Zee zeg ik die mij nu draagt
Terwijl de cirkel sluit om mijn bekenden
Terwijl ik in de natte stad de spiegel zie
Van mijn oponthoud in dit kalken land
Terwijl ik bespied in mij de man die sterft
Verlaat mij niet op de begane paden
Waar als geiten in de lucht in adem in water
Zonden gebeden gewetens onzuiverheden blaten
En spoel mij vrij Breek het zingend hout van mijn verwachting
Zo Jonathan met mijn stem van hout en steen
spreek ik haar aan
Kijk Zover is in dit mager jaar de vloed
Nog niet geweest dat de kwallen ons hebben aangerand
De lammen in hun zwachtels liggen op de rand der kaai
De nonnen waaien hun koelte tegen
In hun hongerig gezicht aan banden menstrueert de zon
En striemen bloed vloeien over de dijken
Het zal regenen Bliksemen misschien
Kom Ik zal je mijn stad in puinen tonen
Mijn hongersnood in stenen
Mijn gezicht in gewapend beton
Mijn lichaam gehavend en gestrekt tot aan het water
Waarin de zwarte eenden drijven
[pagina 330]
[p. 330]
De bronzen tijger van mijn haat
Dit is de rest van wat de dag ons biedt
Na dit helder bezinnen
Kunnen wij nu nog tesamen spreken?
Gij gaat in October en in de haven
Gij gaat in de laan waar de merries draven
Waar in de muren ziektes staan geënt
Die wij nooit kunnen hebben
En wat baat een vriend een handdruk
Een klaar verstand een harteklop tegen dit bestand?
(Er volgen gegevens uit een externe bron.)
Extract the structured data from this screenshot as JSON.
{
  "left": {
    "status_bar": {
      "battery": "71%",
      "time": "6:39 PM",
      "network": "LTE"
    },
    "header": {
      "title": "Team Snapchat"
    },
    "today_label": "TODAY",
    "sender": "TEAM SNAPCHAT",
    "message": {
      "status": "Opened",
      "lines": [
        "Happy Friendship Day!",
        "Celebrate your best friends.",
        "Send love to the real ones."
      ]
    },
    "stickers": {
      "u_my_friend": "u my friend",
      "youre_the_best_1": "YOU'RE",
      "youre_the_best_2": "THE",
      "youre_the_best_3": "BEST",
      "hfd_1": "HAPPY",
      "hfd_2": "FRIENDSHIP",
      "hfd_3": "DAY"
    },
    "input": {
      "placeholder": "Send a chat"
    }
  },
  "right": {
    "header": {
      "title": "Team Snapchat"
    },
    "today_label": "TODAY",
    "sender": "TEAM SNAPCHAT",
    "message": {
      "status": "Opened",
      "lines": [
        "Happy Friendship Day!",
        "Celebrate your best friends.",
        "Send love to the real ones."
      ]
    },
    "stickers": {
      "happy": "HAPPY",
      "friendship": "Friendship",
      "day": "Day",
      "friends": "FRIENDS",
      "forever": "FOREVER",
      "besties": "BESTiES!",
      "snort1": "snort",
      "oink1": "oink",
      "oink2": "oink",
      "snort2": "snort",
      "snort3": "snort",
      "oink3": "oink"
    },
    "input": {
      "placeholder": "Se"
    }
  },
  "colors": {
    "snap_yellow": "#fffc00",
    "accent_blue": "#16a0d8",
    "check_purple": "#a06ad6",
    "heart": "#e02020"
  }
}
In het groene wier met salamanders
Is de laan als een plaasteren boot onder zee gedoken
En met de stad in puin gegroeid
Tot een hinderpalenstad voor elk begeren
Zal op die salamanders naakt en zwanger
De vrede bovenzwemmen
Nu ik bijna niet meer in u ben?
Wie was er meer onterfd dan ik
Die nog drie strofen aan uw tafel zit?